One thing I"ve never heard anyone mention in this whole short stopping debate is the fact that a large percentage of the continental Canada goose, white-fronted goose, and snow goose populations winter in the central plains and mid-west states now. Seems the ducks started to short stop us about the same time the geese started wintering further north. Best ice eater around are 20,000+ live geese.
I've been making some out of state trips each season the last several years to the north and have seen some disturbing things in regards to gwt and gadwall. As much complaining as we've been doing in the south about short stopping ducks, it may get a whole lot worse in the next 10-15 years. Unless the food sources are taken away on a landscape scale I don't see traditional migration and wintering patterns becoming re-established. I certainly don't think outlawing the practice of hunting flooded uncut corn, as much as I don't care for it either, would have the impact many people would hope or imagine.
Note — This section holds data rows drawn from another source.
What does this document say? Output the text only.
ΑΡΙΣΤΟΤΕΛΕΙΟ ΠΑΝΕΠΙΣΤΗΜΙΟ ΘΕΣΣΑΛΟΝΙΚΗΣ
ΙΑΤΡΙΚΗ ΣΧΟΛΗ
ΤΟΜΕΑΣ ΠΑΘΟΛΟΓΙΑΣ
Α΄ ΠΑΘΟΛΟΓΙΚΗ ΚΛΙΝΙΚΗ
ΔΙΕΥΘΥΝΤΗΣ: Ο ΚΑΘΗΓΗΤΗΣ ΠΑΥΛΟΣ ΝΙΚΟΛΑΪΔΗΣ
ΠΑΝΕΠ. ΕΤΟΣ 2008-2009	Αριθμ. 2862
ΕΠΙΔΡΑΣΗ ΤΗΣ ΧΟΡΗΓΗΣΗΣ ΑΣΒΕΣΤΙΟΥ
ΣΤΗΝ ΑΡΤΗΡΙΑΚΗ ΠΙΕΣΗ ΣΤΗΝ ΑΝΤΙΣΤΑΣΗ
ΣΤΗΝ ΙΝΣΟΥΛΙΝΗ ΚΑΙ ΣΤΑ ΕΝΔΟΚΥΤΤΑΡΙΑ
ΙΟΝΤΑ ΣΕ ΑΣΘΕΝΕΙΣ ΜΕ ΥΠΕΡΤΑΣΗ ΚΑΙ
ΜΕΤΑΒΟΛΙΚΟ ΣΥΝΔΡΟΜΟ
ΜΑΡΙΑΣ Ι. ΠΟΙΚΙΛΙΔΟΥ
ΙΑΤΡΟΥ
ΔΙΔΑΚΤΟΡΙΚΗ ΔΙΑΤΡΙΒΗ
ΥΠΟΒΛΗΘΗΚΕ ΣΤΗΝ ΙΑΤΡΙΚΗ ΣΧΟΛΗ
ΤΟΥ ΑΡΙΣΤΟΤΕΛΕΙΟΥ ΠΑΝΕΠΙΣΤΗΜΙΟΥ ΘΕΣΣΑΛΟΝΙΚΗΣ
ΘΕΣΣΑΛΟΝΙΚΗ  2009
Think its but a corner of the big picture.
Think you're right.
Instead of stopping flooded grain fields it just needs to be legal for everyone that wants to to set up corn feeders to feed ducks anywhere they find ducks. Do them just like deer.
I remember Fred putting that on film. I told him the AR and LA folks would be all over it. Never really took off with the AR guys because the ducks came back. Surprised it took over 10 years for someone from LA to dig it up to use. Fred is a friend of mine, but he's no biologist. Next time I talk to him I'll ask if he still has the same opinion.
Old Fred was right then and he is still right today(if same opinion). Hard to argue with the obvious. No , I’m not a Biologist. Just an Old Duck Hunter in Northwest Louisiana who has been hunting for over 60 yrs. One thing is a fact, we don’t see the birds we saw 25 yrs ago. I never tell a man what’s best for his State or what the problems may be, but I know what has happened where I live and hunt. Unless you lived and hunted in NW Louisiana in the 50’s 60’s 70’s and 80’s you probably don’t really know what you are talking about. The boys in southern Arkansas might argue if birds came back. Just my opinion.
I’m not always right, but I think I am, otherwise I wouldn’t express it!
Very few would believe or understand just how good northwest La. duck hunting was. There was hunting as good but there was none better.